- 前两篇我们分别爬取了电影数据,也将爬取到的数据存到了数据库;
- 接下来我们要对现有的数据进行分析,已获得一些有效信息;
- 我这里只是进行了简单的可视化分析,运用Echarts插件生成各种图标;
python连接mysql数据库查询电影信息,并生成json数据,存储到本地文件里,以供前端js读取生成可视化图表:
- 查询电影类型数量并返回json数据,其后写入文件里面
typeNameList = ['剧情','喜剧','动作','爱情','科幻','悬疑','惊悚','恐怖','犯罪',
'同性','音乐','歌舞','传记','历史','战争','西部','奇幻','冒险',
'灾难','武侠','情色']
def getMovieTypeJson():
typeNumList = []
for type in typeNameList:
sql = r"select count(type) from movie where type like '%{}%'".format(type)
dataM = getJsonData(sql)
typeNumList.append(int(str(dataM).strip(r'(').strip(r',)')))

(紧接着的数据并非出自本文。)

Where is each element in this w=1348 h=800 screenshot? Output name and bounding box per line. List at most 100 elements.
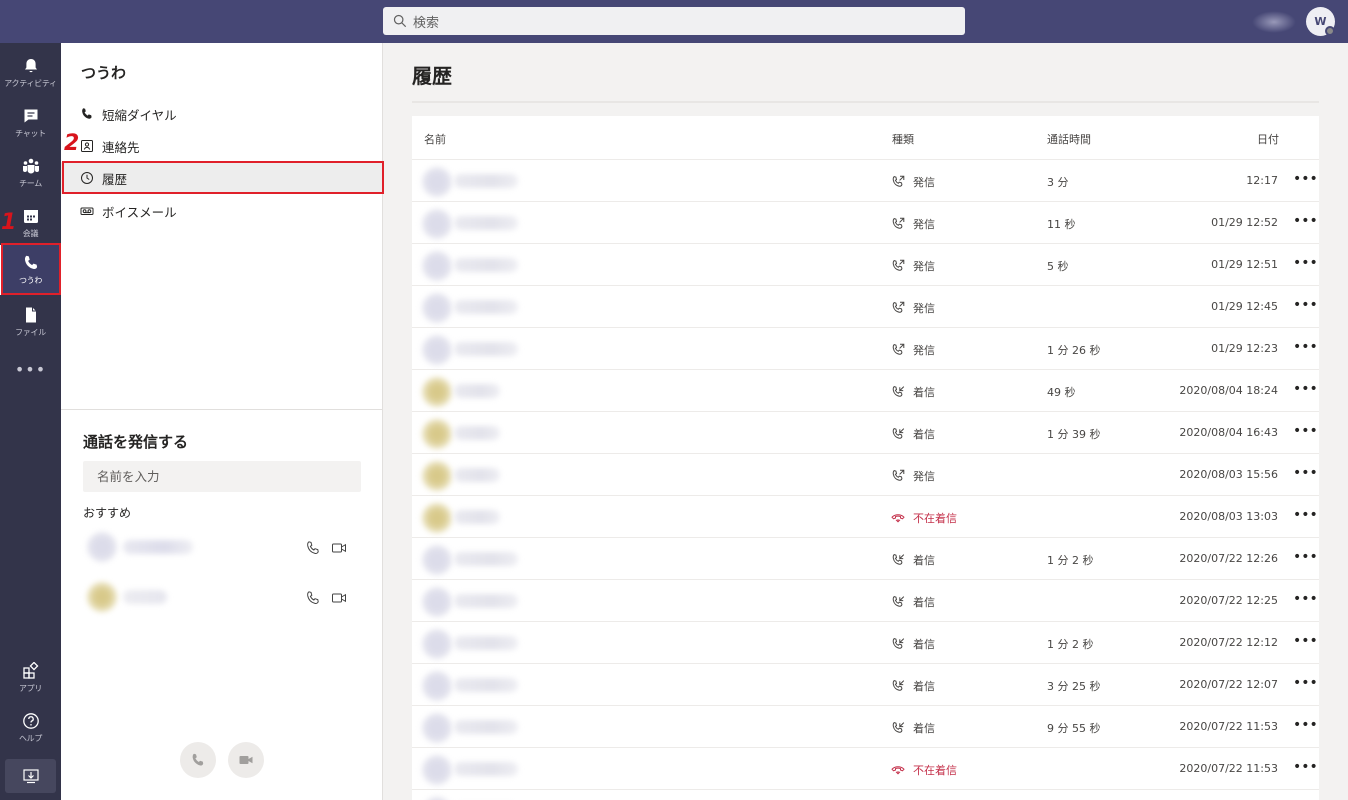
row-more-button[interactable]: ••• [1293, 255, 1318, 271]
recommended-label: おすすめ [83, 506, 132, 520]
table-row[interactable] [412, 790, 1319, 800]
row-more-button[interactable]: ••• [1293, 213, 1318, 229]
table-row[interactable]: 不在着信 2020/08/03 13:03 ••• [412, 496, 1319, 538]
table-row[interactable]: 着信 3 分 25 秒 2020/07/22 12:07 ••• [412, 664, 1319, 706]
outgoing-call-icon [892, 175, 905, 187]
col-type[interactable]: 種類 [892, 131, 914, 147]
call-type: 着信 [891, 678, 935, 694]
dial-title: 通話を発信する [83, 433, 189, 451]
video-icon[interactable] [331, 540, 347, 556]
row-more-button[interactable]: ••• [1293, 759, 1318, 775]
rail-item-activity[interactable]: アクティビティ [0, 48, 61, 98]
table-row[interactable]: 着信 49 秒 2020/08/04 18:24 ••• [412, 370, 1319, 412]
table-row[interactable]: 発信 5 秒 01/29 12:51 ••• [412, 244, 1319, 286]
table-row[interactable]: 不在着信 2020/07/22 11:53 ••• [412, 748, 1319, 790]
rail-label: アプリ [18, 684, 43, 693]
caller-name-blurred [454, 636, 518, 650]
download-button[interactable] [5, 759, 56, 793]
call-type-label: 着信 [913, 386, 935, 399]
call-duration: 3 分 [1047, 176, 1069, 189]
table-row[interactable]: 着信 1 分 2 秒 2020/07/22 12:12 ••• [412, 622, 1319, 664]
video-call-button[interactable] [228, 742, 264, 778]
col-name[interactable]: 名前 [424, 131, 446, 147]
rail-item-teams[interactable]: チーム [0, 148, 61, 198]
rail-label: ファイル [15, 328, 46, 337]
call-date: 2020/08/04 16:43 [1179, 426, 1278, 439]
caller-avatar-blurred [422, 587, 452, 617]
caller-name-blurred [454, 594, 518, 608]
row-more-button[interactable]: ••• [1293, 633, 1318, 649]
row-more-button[interactable]: ••• [1293, 339, 1318, 355]
table-row[interactable]: 着信 1 分 39 秒 2020/08/04 16:43 ••• [412, 412, 1319, 454]
row-more-button[interactable]: ••• [1293, 171, 1318, 187]
status-blur [1252, 11, 1296, 33]
table-row[interactable]: 着信 9 分 55 秒 2020/07/22 11:53 ••• [412, 706, 1319, 748]
nav-voicemail[interactable]: ボイスメール [61, 195, 383, 227]
table-row[interactable]: 発信 01/29 12:45 ••• [412, 286, 1319, 328]
rail-item-help[interactable]: ヘルプ [0, 703, 61, 753]
caller-avatar-blurred [422, 167, 452, 197]
row-more-button[interactable]: ••• [1293, 549, 1318, 565]
nav-label: ボイスメール [102, 204, 177, 220]
caller-avatar-blurred [422, 461, 452, 491]
missed-call-icon [891, 514, 905, 523]
call-type-label: 発信 [913, 218, 935, 231]
row-more-button[interactable]: ••• [1293, 591, 1318, 607]
apps-icon [22, 662, 38, 679]
col-date[interactable]: 日付 [1257, 131, 1279, 147]
call-type-label: 発信 [913, 344, 935, 357]
row-more-button[interactable]: ••• [1293, 297, 1318, 313]
recommended-contact[interactable] [83, 578, 363, 618]
presence-badge [1325, 26, 1335, 36]
contact-name-blurred [123, 540, 193, 554]
search-box[interactable]: 検索 [383, 7, 965, 35]
table-row[interactable]: 着信 2020/07/22 12:25 ••• [412, 580, 1319, 622]
voicemail-icon [80, 207, 94, 215]
phone-icon[interactable] [305, 540, 321, 556]
call-duration: 1 分 39 秒 [1047, 428, 1101, 441]
rail-item-files[interactable]: ファイル [0, 297, 61, 347]
call-duration: 5 秒 [1047, 260, 1069, 273]
highlight-calls-rail [1, 243, 61, 295]
row-more-button[interactable]: ••• [1293, 675, 1318, 691]
table-row[interactable]: 発信 3 分 12:17 ••• [412, 160, 1319, 202]
page-title: 履歴 [412, 64, 452, 88]
video-icon[interactable] [331, 590, 347, 606]
download-icon [22, 769, 39, 784]
table-row[interactable]: 発信 11 秒 01/29 12:52 ••• [412, 202, 1319, 244]
table-header: 名前 種類 通話時間 日付 [412, 116, 1319, 160]
call-date: 2020/07/22 11:53 [1179, 762, 1278, 775]
col-duration[interactable]: 通話時間 [1047, 131, 1091, 147]
call-date: 2020/07/22 11:53 [1179, 720, 1278, 733]
caller-name-blurred [454, 762, 518, 776]
incoming-call-icon [892, 722, 905, 733]
rail-item-apps[interactable]: アプリ [0, 653, 61, 703]
call-button[interactable] [180, 742, 216, 778]
call-type: 着信 [891, 636, 935, 652]
nav-contacts[interactable]: 連絡先 [61, 130, 383, 162]
row-more-button[interactable]: ••• [1293, 717, 1318, 733]
highlight-history-nav [62, 161, 384, 194]
row-more-button[interactable]: ••• [1293, 507, 1318, 523]
nav-speed-dial[interactable]: 短縮ダイヤル [61, 98, 383, 130]
caller-name-blurred [454, 342, 518, 356]
rail-more-button[interactable]: ••• [0, 344, 61, 394]
call-type: 着信 [891, 384, 935, 400]
rail-item-chat[interactable]: チャット [0, 98, 61, 148]
caller-avatar-blurred [422, 419, 452, 449]
table-row[interactable]: 発信 1 分 26 秒 01/29 12:23 ••• [412, 328, 1319, 370]
table-row[interactable]: 着信 1 分 2 秒 2020/07/22 12:26 ••• [412, 538, 1319, 580]
row-more-button[interactable]: ••• [1293, 381, 1318, 397]
call-type: 発信 [891, 174, 935, 190]
row-more-button[interactable]: ••• [1293, 423, 1318, 439]
caller-name-blurred [454, 552, 518, 566]
call-duration: 11 秒 [1047, 218, 1076, 231]
history-table: 名前 種類 通話時間 日付 発信 3 分 12:17 ••• 発信 11 秒 01/29 1… [412, 116, 1319, 800]
name-input[interactable] [83, 461, 361, 492]
recommended-contact[interactable] [83, 528, 363, 568]
bell-icon [24, 59, 37, 73]
table-row[interactable]: 発信 2020/08/03 15:56 ••• [412, 454, 1319, 496]
row-more-button[interactable]: ••• [1293, 465, 1318, 481]
phone-icon[interactable] [305, 590, 321, 606]
call-type: 発信 [891, 216, 935, 232]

return {'typeNameList' : typeNameList, 'typeNumList' : typeNumList}
def writeTypeJsonFile(path):
with open(path, 'w') as f:
json.dump(getMovieTypeJson(), f)
#执行写入操作
writeTypeJsonFile(r'C:\Users\Administrator\Desktop\books\movieType.txt')
- 对应前端页面:
<!DOCTYPE html>
<html style="height: 100%">
<head>
<meta charset="utf-8">
</head>
<body style="height: 100%; margin: 0">
<div id="container" style="height: 100%"></div>
<script type="text/javascript" src="http://echarts.baidu.com/gallery/vendors/echarts/echarts.min.js"></script>
<script type="text/javascript" src="http://echarts.baidu.com/gallery/vendors/echarts-gl/echarts-gl.min.js"></script>
<script type="text/javascript" src="http://echarts.baidu.com/gallery/vendors/echarts-stat/ecStat.min.js"></script>
<script type="text/javascript" src="http://echarts.baidu.com/gallery/vendors/echarts/extension/dataTool.min.js"></script>
<script type="text/javascript" src="http://echarts.baidu.com/gallery/vendors/echarts/map/js/china.js"></script>
<script type="text/javascript" src="http://echarts.baidu.com/gallery/vendors/echarts/map/js/world.js"></script>
<script type="text/javascript" src="http://api.map.baidu.com/api?v=2.0&ak=ZUONbpqGBsYGXNIYHicvbAbM"></script>
<script type="text/javascript" src="http://echarts.baidu.com/gallery/vendors/echarts/extension/bmap.min.js"></script>
<script type="text/javascript" src="http://echarts.baidu.com/gallery/vendors/simplex.js"></script>
<script type="text/javascript" src="C:\Users\Administrator\Desktop\books\jquery.min.js"></script>
<script type="text/javascript">
var dom = document.getElementById("container");
var myChart = echarts.init(dom);
var app = {};
option = null;
var typeNameList = [];
var typeNumList = []
$.ajaxSettings.async = false;
$.getJSON ("../Desktop/books/movieType.txt", function (data) {
typeNameList = data.typeNameList;
typeNumList = data.typeNumList;
//alert(typeNumList)
})
app.title = '豆瓣top250电影类型统计 - 条形图';
option = {
title: {
text: '豆瓣top250电影类型统计',
subtext: '数据来自豆瓣'
},
tooltip: {
trigger: 'axis',
axisPointer: {
type: 'shadow'
}
},
legend: {
data: ['电影类型数量', '2012年']
},
grid: {
left: '3%',
right: '4%',
bottom: '3%',
containLabel: true
},
xAxis: {
type: 'value',
boundaryGap: [0, 0.01]
},
yAxis: {
type: 'category',
data: typeNameList
},
series: [
{
name: '电影类型数量',
type: 'bar',
data: typeNumList
}
]
};
if (option && typeof option === "object") {
myChart.setOption(option, true);
}
</script>
</body>
</html>
-
生成图表结果:
按照type --> age --> country --> score --> movieLength --> title的顺序进行循环
def getMovieTreeJson():
jsonFinal = '{"types": ['
for type in typeNameList:
sql = r"select distinct age from movie where type like '%{}%' order by age desc".format(type)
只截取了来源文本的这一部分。